The wide open slope where I stood would be the pelvic bone, and this seemed right for the place to bury the dead man, to bury him where he had been born. The goat a favorite form of the devil, the devil half man, half goat, and able to give birth endlessly, unceasingly, to every hybrid form, and when he’s filled the world with enough of his own shadows, he’ll rise up. This spine will unlock and rip itself free from the lower slopes and all smaller stones will fall away. He’ll shake that great head and free it too and then his pelvic bone will tilt upward and there will be legs below and this slope will find itself hundreds of feet in the air and the dead man buried and clinging here.

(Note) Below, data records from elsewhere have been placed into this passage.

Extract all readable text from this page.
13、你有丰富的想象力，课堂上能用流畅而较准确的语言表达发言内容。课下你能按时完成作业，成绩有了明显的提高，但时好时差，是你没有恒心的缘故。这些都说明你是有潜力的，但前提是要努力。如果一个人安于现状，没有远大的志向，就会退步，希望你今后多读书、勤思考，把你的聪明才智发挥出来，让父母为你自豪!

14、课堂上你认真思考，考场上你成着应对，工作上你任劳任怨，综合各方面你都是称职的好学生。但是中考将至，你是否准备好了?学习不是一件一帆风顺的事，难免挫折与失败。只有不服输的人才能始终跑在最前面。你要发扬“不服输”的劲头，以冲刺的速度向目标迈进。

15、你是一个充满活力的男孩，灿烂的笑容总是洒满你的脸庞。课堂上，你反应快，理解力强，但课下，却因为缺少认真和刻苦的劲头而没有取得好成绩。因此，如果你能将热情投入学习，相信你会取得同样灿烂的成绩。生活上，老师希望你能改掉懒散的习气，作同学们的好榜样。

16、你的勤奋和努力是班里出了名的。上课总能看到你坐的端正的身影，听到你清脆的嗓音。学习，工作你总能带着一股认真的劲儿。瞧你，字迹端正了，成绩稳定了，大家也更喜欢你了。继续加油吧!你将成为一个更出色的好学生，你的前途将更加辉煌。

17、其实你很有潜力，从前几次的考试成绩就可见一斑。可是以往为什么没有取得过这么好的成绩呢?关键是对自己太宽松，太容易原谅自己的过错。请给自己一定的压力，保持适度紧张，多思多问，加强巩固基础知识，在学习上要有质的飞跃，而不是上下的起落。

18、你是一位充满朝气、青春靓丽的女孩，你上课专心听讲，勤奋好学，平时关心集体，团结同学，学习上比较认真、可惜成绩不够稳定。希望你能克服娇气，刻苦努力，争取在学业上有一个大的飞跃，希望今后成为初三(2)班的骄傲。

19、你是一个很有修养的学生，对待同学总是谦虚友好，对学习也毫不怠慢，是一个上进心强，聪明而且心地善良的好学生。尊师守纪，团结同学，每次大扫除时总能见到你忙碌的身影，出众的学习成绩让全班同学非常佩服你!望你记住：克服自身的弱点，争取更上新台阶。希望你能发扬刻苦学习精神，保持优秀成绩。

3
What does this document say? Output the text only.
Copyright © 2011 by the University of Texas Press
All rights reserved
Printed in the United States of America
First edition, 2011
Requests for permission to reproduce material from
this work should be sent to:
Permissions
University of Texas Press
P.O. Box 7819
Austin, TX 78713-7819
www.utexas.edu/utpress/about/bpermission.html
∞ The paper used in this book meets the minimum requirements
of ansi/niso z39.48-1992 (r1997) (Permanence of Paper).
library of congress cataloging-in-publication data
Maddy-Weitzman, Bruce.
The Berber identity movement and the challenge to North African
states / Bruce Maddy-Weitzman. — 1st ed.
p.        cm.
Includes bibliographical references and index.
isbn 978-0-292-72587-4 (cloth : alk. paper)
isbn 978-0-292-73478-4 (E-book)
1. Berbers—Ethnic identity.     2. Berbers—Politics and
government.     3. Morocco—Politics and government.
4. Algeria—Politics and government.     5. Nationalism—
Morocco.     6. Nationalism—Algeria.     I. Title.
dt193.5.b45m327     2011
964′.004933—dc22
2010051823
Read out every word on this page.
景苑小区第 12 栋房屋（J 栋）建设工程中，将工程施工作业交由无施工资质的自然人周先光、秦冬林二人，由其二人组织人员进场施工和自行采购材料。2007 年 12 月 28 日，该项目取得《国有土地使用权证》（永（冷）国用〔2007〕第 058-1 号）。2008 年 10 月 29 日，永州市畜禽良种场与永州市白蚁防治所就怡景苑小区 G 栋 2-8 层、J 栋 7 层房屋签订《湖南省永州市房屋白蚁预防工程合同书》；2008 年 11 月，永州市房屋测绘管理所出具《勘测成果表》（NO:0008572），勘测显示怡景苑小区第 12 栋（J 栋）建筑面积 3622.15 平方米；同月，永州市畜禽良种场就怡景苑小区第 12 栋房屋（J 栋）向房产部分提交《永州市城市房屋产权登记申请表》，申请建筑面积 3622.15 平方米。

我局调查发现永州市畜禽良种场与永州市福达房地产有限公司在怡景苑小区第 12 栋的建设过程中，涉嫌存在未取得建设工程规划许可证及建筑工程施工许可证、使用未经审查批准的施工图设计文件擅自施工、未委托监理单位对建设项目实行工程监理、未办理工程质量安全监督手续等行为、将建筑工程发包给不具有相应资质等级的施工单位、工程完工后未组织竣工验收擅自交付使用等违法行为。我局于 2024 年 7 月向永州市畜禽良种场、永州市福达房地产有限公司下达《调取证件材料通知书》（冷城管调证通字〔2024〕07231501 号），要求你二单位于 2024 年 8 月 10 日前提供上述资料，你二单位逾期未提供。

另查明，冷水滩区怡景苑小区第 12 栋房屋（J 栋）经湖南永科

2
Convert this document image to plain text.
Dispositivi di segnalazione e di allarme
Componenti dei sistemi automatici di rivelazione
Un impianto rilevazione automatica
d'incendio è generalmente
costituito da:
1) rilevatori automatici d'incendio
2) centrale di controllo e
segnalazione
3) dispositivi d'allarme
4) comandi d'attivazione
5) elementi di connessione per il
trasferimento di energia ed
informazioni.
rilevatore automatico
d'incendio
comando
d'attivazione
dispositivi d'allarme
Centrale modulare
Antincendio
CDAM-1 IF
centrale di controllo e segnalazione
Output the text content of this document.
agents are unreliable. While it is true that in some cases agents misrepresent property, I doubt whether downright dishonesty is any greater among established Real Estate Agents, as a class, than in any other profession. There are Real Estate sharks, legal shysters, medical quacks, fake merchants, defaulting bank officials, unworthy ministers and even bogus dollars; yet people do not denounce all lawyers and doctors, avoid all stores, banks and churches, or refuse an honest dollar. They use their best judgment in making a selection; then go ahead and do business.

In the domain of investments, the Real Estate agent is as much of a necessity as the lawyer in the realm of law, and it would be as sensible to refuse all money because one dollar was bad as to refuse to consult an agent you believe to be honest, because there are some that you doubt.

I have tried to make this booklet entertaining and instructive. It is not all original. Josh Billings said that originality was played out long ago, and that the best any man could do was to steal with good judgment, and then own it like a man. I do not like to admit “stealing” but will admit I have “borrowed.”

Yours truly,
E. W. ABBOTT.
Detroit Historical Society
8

But no one knows when the devil will rise or why. Doesn’t he already have everything he wants? It’s hard to know what he would gain.

This ground made of rock. The shovel loose and small and stabbing in no more than an inch or two, my bones jolting, impossible task. I removed the dry grass and hint of soil and the small loose stones, creating a scab on this hill and nothing more, no depth. I knelt in the center of the scab and was only confused. The day brightening and my father gone along that spine, and the air warming.

The dead man was not helping. Facedown for a nap, tucked into that hill, not concerned by the colony in his back. Dreaming of his chariot and four horses, golden bridles and reins and gold curved all along his arms. Driving fast across the earth, but this is desert and there must be sand in great dunes, and as he tries to gallop up a dune, the wheels dig in, the hooves mire, and he’s sinking and sinking in sand, whipping his horses and going nowhere. Or maybe this kind of dream stops when you’re dead. Maybe the pressure and panic are gone.

The dead man was looking straight down into the earth. His head not relaxed and laid to the side on a cheek like a man sleeping but instead peering down. Rock as open space, veins of lighter stone like air curving around heavier stone, and the dead man might see into this world. A great lake at the center, molten and shifting, and all along the edges of this burning lake are beaches and islands, flatlands and mountains forming for a day or an instant and dissolved again, landscapes of impossible beauty never seen directly but only through density and mirage without air, and here the colonies of demons wait to rise through fissures and canals, pressed toward the surface, slipping along molten rips until they come closer and slow and finally are caged in hard stone, held forever just short of their desire, birthed only by the will of Satan, made of rock himself, half submerged, the one who would regress and recover and no longer deny. All forms are obedient to him. He has no fear and can take any shape. He looks only down. He knows that what happens anywhere above doesn’t matter.

I enlarged the scab. That was all I could do. No shovel can dig through rock, just as no center of us can be reached or understood. We can only work away at the edges, chew away our own skin, and so I stabbed with that shovel in both hands like a knife plunging downward, on my knees before some sacrifice, and each stab went almost nowhere and I flung aside almost nothing.